He can shoot. And he can score. And he has range. He can be a nice (very nice) fit on the triangle. Now, if only he was a better defender and passer, he would be a marvel of a PF in this system...


----------



## Bartholomew Hunt (Mar 4, 2003)

Let's stop overrating Kwame's defense. He is good right under the basket. That's it. Not because of his skills, but his body. A guy with his athleticism and wingspan should be swatting shots left and right. Instead he just stands there like a statue and raises his arms. Start Cook. We'll be better off.


----------



## Jamel Irief (May 19, 2002)

Didn't we have a "who start, Kwame or Cook?" thread when Kwame came back from injury?

Personally I never felt Kwame earned his spot back, it was just given to him.


----------



## The One (Jul 10, 2005)

Bartholomew Hunt said:


> Cook should start over Kwame, no doubt about it. We sorely need a guy who can hit a jump shot on the floor.


Yeah, Kwame's best game was when he was coming off the bench for us so it is a win win decision to start Cook.


----------



## ceejaynj (Oct 9, 2005)

I would rather see Cookie on the floor than Kwame. However, I can't wait to see Ronny!


----------



## Tyrellaphonte (Feb 21, 2004)

we need to trade odom, thats wat we need to do


----------



## Bartholomew Hunt (Mar 4, 2003)

I know we're past the bump phase, but damn we have come a long ways.


----------



## Damian Necronamous (Jun 10, 2002)

Cook really did used to be a valuable player when he could knock down his outside shot with some consistency.


----------



## Piolo_Pascual (Sep 13, 2006)

HuntDizzle said:


> P.S. - Cookie - KEEP SHOOTING!
> 
> Werd.


werd?


----------



## Tyrellaphonte (Feb 21, 2004)

Teezy said:


> we need to trade odom, thats wat we need to do


we need to re-sign odom, thats wat we need to do


----------



## DANNY (Aug 9, 2005)

I miss the pick and pop!


----------



## roux (Jun 20, 2006)

Seeing thread about high hopes of a guy like brian cook makes me scared of the bucks resigning sessions long term, sometimes you forget about how sexy a player can look for a short period of time and then never hear from them again


----------



## Drk Element (Nov 10, 2004)

He had some clean 3's.


----------



## Tyrellaphonte (Feb 21, 2004)

roux2dope said:


> Seeing thread about high hopes of a guy like brian cook makes me scared of the bucks resigning sessions long term, sometimes you forget about how sexy a player can look for a short period of time and then never hear from them again


i wouldnt be that worried dogg.. This short period of time that cook was good was 2 days..


----------



## jazzy1 (Jul 16, 2002)

I didn't know there was this much puff puff pass going on in here. The whole thread was ridiculous lol


----------



## GNG (Aug 17, 2002)

Shady* said:


> 55 combined points in two games. He got his career high in the first, and almost matched it in the second. He's a great shooter as well. Is he the second scoring option we've been looking for?
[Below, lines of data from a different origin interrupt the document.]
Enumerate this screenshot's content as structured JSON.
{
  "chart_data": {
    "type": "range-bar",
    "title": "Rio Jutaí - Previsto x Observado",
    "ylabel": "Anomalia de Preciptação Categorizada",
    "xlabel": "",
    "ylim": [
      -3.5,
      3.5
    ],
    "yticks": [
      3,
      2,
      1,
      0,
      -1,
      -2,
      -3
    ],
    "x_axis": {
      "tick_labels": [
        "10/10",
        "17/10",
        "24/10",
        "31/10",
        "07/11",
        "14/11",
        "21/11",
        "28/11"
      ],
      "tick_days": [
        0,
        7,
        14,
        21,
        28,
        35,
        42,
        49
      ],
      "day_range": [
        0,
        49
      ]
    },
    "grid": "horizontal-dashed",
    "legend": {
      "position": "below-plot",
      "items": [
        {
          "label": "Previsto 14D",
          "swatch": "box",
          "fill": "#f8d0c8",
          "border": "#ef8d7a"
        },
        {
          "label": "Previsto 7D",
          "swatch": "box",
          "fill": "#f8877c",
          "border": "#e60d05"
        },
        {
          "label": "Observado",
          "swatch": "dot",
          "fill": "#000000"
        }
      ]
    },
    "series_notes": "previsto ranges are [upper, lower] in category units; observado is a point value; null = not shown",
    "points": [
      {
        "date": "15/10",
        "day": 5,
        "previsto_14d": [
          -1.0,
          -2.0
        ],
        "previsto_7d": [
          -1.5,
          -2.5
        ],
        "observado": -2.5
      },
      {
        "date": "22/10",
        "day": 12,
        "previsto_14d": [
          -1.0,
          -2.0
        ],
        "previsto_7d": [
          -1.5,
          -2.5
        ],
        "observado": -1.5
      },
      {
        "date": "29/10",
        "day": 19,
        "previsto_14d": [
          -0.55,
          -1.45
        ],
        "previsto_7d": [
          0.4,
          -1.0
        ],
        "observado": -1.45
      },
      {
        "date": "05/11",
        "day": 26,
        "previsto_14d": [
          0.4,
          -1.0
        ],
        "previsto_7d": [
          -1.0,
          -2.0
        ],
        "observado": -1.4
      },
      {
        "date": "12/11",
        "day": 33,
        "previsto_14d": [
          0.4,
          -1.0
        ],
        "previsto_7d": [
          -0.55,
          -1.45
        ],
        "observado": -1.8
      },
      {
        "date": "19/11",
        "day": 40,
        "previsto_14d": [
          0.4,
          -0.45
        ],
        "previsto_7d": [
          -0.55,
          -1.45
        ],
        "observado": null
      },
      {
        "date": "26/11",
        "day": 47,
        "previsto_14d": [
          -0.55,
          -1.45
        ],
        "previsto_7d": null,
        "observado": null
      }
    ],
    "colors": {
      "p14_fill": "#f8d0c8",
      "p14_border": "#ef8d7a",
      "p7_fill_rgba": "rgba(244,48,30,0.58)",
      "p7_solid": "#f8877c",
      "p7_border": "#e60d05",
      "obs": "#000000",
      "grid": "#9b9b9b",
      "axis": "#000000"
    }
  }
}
Three years later, and he's (generously) one of the 10 worst players in the league.


----------



## gi0rdun (May 31, 2007)

Can someone move this thread over to the Rockets forum?


----------



## Ghiman (May 19, 2003)

One of our many low points as laker fans


----------



## Cris (Jun 18, 2003)

No More Bumps!

If someone wants to create a thread that combines all of these thread links. I am not opposed to that, but stop bumping these types of threads.


----------